Figure 2.

Exposure of airway epithelial cells to S. aureus α-toxin results in the reduction of inner mitochondrial membrane potential and calcium uptake into the matrix. 16HBE14o- or S9 cells were loaded for 1 h with 5 nmol/L of the fluorescent indicator dye tetramethylrhodamine methyl ester (TMRM⁺), which shows different subcellular localization and fluorescence intensities with changing values of the inner mitochondrial membrane potential. (A,B) examples of fluorescent images obtained in TMRM⁺-loaded 16HBE14o- cells kept under control conditions for 1 h (A) or after exposure to 2000 ng/mL rHla for 1 h (B); (C,D) TMRM⁺ fluorescence intensities in 16HBE14o- cells (C) or S9 cells (D) measured after 1 h of cell exposure to the vehicle (PBS, control), 2000 ng/mL rHla or rHla-H35L, respectively. Data are presented as means ± standard deviation (S.D.) (n = 4). Testing the data series for acceptance of the H₀ hypothesis (no differences of means of all data series) using ANOVA revealed that this hypothesis had to be declined (p < 0.05) for 16HBE14o- cells (Figure 2C) and accepted for S9 cells (Figure 2D, p > 0.05).

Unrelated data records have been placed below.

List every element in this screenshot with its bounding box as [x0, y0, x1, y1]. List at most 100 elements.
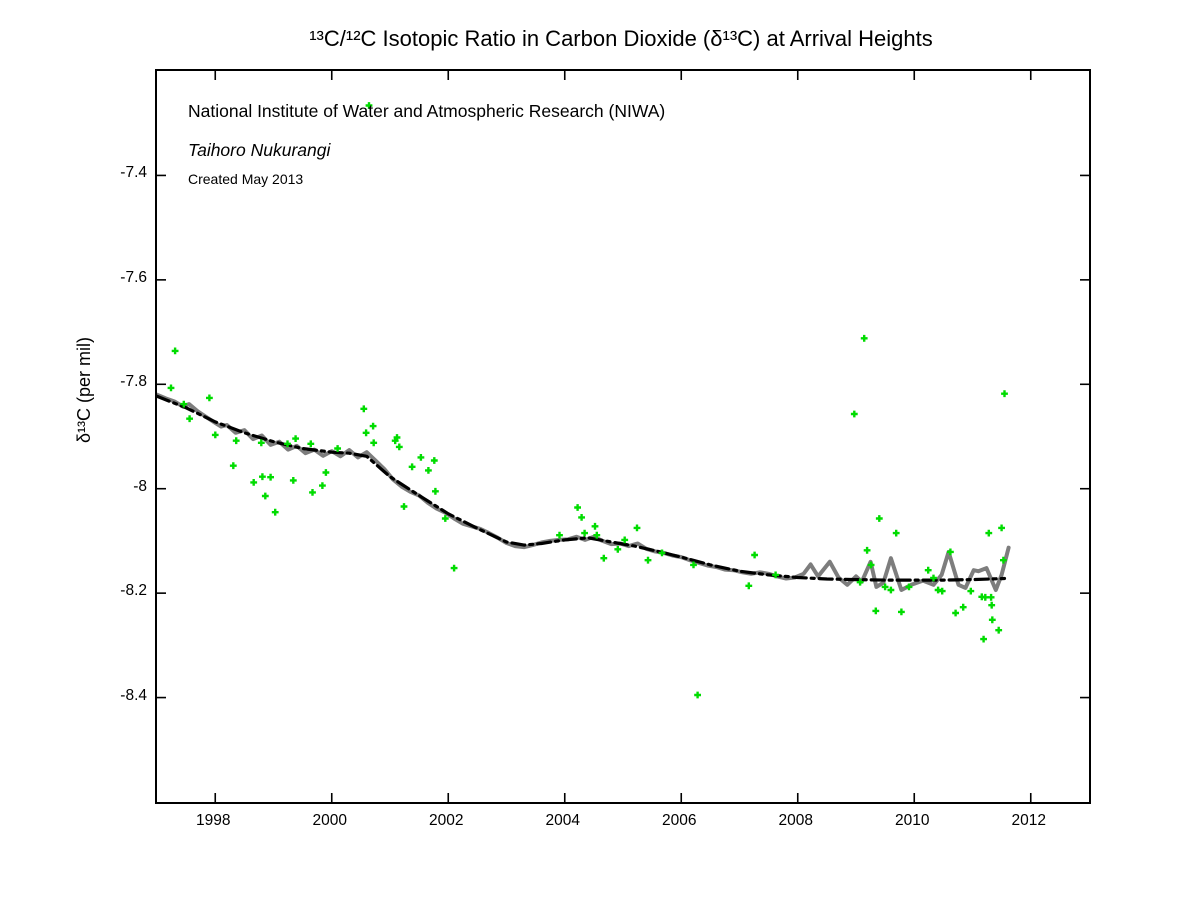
- data-point-marker: [856, 578, 864, 586]
- data-point-marker: [369, 422, 377, 430]
- data-point-marker: [995, 626, 1003, 634]
- data-point-marker: [980, 635, 987, 643]
- x-tick-label: 2004: [545, 812, 580, 829]
- data-point-marker: [898, 608, 905, 616]
- data-point-marker: [633, 524, 641, 532]
- data-point-marker: [284, 440, 291, 448]
- data-point-marker: [998, 524, 1005, 532]
- data-point-marker: [370, 439, 378, 447]
- data-point-marker: [395, 443, 403, 451]
- seasonal-line: [157, 392, 1011, 592]
- data-point-marker: [441, 515, 449, 522]
- data-point-marker: [924, 566, 932, 574]
- data-point-marker: [322, 469, 330, 476]
- data-point-marker: [574, 504, 581, 511]
- data-point-marker: [232, 437, 240, 445]
- data-point-marker: [319, 482, 326, 489]
- data-point-marker: [872, 607, 880, 615]
- data-point-marker: [892, 529, 900, 537]
- data-point-marker: [271, 508, 279, 516]
- data-point-marker: [959, 603, 967, 611]
- data-point-marker: [292, 435, 299, 442]
- data-point-marker: [930, 574, 937, 582]
- data-point-marker: [644, 556, 652, 564]
- y-tick-label: -7.4: [120, 164, 147, 182]
- data-point-marker: [206, 394, 213, 402]
- data-point-marker: [988, 601, 996, 609]
- x-tick-label: 2010: [895, 812, 930, 829]
- data-point-marker: [362, 429, 370, 437]
- y-tick-label: -8: [133, 477, 147, 495]
- data-point-marker: [614, 545, 622, 553]
- chart-title: ¹³C/¹²C Isotopic Ratio in Carbon Dioxide…: [309, 26, 933, 51]
- data-point-marker: [600, 554, 608, 562]
- annotation-created-date: Created May 2013: [188, 171, 304, 187]
- data-point-marker: [952, 609, 959, 617]
- data-point-marker: [430, 457, 438, 464]
- data-point-marker: [400, 503, 408, 510]
- x-tick-label: 2008: [778, 812, 813, 829]
- data-point-marker: [556, 531, 563, 539]
- data-point-marker: [863, 546, 871, 554]
- data-point-marker: [593, 531, 601, 539]
- annotation-taihoro-nukurangi: Taihoro Nukurangi: [188, 140, 331, 160]
- data-point-marker: [334, 445, 341, 452]
- data-point-marker: [881, 583, 889, 591]
- data-point-marker: [425, 467, 432, 474]
- data-point-marker: [432, 487, 439, 495]
- data-point-marker: [167, 384, 175, 392]
- data-point-marker: [450, 564, 458, 572]
- y-tick-label: -7.8: [120, 373, 147, 391]
- x-tick-label: 2000: [312, 812, 347, 829]
- x-tick-label: 2006: [662, 812, 697, 829]
- data-point-marker: [171, 347, 179, 355]
- data-point-marker: [417, 454, 425, 461]
- data-point-marker: [887, 586, 895, 594]
- data-point-marker: [1000, 556, 1007, 564]
- data-point-marker: [360, 405, 368, 413]
- data-point-marker: [289, 477, 297, 484]
- data-point-marker: [690, 561, 697, 569]
- data-point-marker: [860, 334, 868, 342]
- data-point-marker: [987, 593, 995, 601]
- data-point-marker: [658, 549, 666, 557]
- data-point-marker: [250, 479, 258, 486]
- data-point-marker: [578, 514, 585, 521]
- data-point-marker: [905, 583, 913, 591]
- data-point-marker: [867, 561, 875, 569]
- data-point-marker: [981, 593, 989, 601]
- data-point-marker: [850, 410, 858, 418]
- data-point-marker: [309, 489, 316, 496]
- y-tick-label: -8.2: [120, 582, 147, 600]
- data-point-marker: [180, 400, 188, 408]
- data-point-marker: [581, 529, 588, 537]
- annotation-niwa: National Institute of Water and Atmosphe…: [188, 101, 666, 121]
- data-point-marker: [988, 616, 996, 624]
- data-point-marker: [591, 522, 599, 530]
- data-point-marker: [257, 439, 265, 447]
- data-point-marker: [267, 473, 274, 481]
- y-tick-label: -7.6: [120, 268, 147, 286]
- data-point-marker: [408, 463, 416, 471]
- x-tick-label: 1998: [196, 812, 231, 829]
- data-point-marker: [261, 492, 269, 500]
- data-point-marker: [967, 587, 975, 595]
- data-point-marker: [393, 434, 401, 441]
- data-point-marker: [947, 548, 954, 556]
- data-point-marker: [938, 587, 946, 595]
- data-point-marker: [694, 691, 701, 699]
- data-point-marker: [875, 515, 883, 522]
- data-point-marker: [1001, 390, 1008, 398]
- data-point-marker: [745, 582, 753, 590]
- y-tick-label: -8.4: [120, 686, 147, 704]
- data-point-marker: [621, 536, 629, 544]
- x-tick-label: 2002: [429, 812, 464, 829]
- data-point-marker: [365, 102, 373, 109]
- chart-canvas: [157, 71, 1089, 802]
- data-point-marker: [211, 431, 219, 439]
- x-tick-label: 2012: [1011, 812, 1046, 829]
- trend-line: [157, 394, 1007, 582]
- data-point-marker: [186, 415, 193, 423]
- plot-area: National Institute of Water and Atmosphe…: [155, 69, 1091, 804]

Comparisons of individual means (experimental vs. PBS controls) of data obtained using 16HBE14o- cells, however, did not reveal any significant differences; (E) Rhod 2-fluorescence indicating concentrations of free calcium ions in the mitochrondrial matrix of suspended and dye-loaded 16HBE14o- cells in the absence (control) or presence of 2000 ng/mL rHla (addition of vehicle or rHla at 5 min). Data are presented as means ± S.D. (n = 3).